L'eau cache un quatrième état qui pourrait bouleverser la biologie et l'énergie

Imaginez l'eau qui ne se contente plus de geler, bouillir ou s'évaporer. Une équipe internationale vient de décrire une phase inédite — ni solide, ni liquide, ni gazeuse — capable de conduire l'électricité et de stocker de la chaleur comme une batterie moléculaire. Le protocole, publié dans une revue à comité de lecture mais encore discuté, place l'eau « super-ordonnée » à l'interface de membranes biologiques ou de nanomatériaux.

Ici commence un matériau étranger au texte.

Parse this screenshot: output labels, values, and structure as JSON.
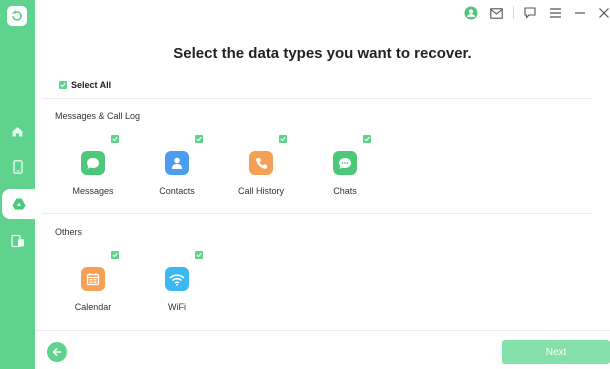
{
  "header": {
    "title": "Select the data types you want to recover."
  },
  "select_all": {
    "label": "Select All",
    "checked": true
  },
  "sections": [
    {
      "label": "Messages & Call Log",
      "items": [
        {
          "label": "Messages",
          "icon": "message-icon",
          "color": "#4cc978",
          "checked": true
        },
        {
          "label": "Contacts",
          "icon": "contact-icon",
          "color": "#4a9df0",
          "checked": true
        },
        {
          "label": "Call History",
          "icon": "phone-icon",
          "color": "#f6a055",
          "checked": true
        },
        {
          "label": "Chats",
          "icon": "chat-icon",
          "color": "#4cc978",
          "checked": true
        }
      ]
    },
    {
      "label": "Others",
      "items": [
        {
          "label": "Calendar",
          "icon": "calendar-icon",
          "color": "#f6a055",
          "checked": true
        },
        {
          "label": "WiFi",
          "icon": "wifi-icon",
          "color": "#3bb8f2",
          "checked": true
        }
      ]
    }
  ],
  "footer": {
    "next_label": "Next"
  },
  "colors": {
    "accent": "#5fd38d",
    "next_button": "#85e0aa"
  }
}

Des molécules en réseau cristallin sans jamais geler

À l'aide de spectroscopie infrarouge à résolution femtoseconde, les chercheurs ont observé des couches d'eau à quelques nanomètres de surfaces hydrophiles. Surprise : les molécules s'alignent en réseau hexagonal, stable jusqu'à 60 °C, et laissent passer des protons cent fois plus vite que dans l'eau bulk. Résultat : un comportement mi-liquide, mi-semiconducteur, jamais vu hors laboratoire.

Pourquoi personne ne l'avait capté ? Parce que la phase n'existe que lorsque le confinement descend sous 1,5 nanomètre, soit l'épaisseur de deux couches lipidiques. Côté biologie, cela pourrait réécrire la façon dont les cellules gèrent le transport d'énergie et le signal électrique. Côté batterie, on parle déjà d'électrolytes solides à température ambiante, sans métaux rares.

La controverse derrière la découverte

La controverse derrière la découverte

Certains physiciens dénoncent un artefact : la structure serait induite par la pointe de microscope elle-même, ou par des impuretés de silicium. L'équipe réplique avec des mesures répétées sur trois continents et un modèle théorique calibré sur 200 000 heures de calcul. Le CEA et l'ENS ont ouvert un programme de reproduction pour fin 2025 ; la facture dépasse déjà 4 millions d'euros.

Si la phase est confirmée, l'industrie des semi-conducteurs devra revoir sa conception des dielectriques. Et l'hydratation des protéines, clé pour la médecine, pourrait s'appuyer sur un nouveau jeu de règles thermodynamiques. Le prochain épisode se jouera en octobre, quand des faisceaux de rayons X libres – ESRF, Grenoble – tenteront de filmer la naissance de cette eau « supercritique » en direct.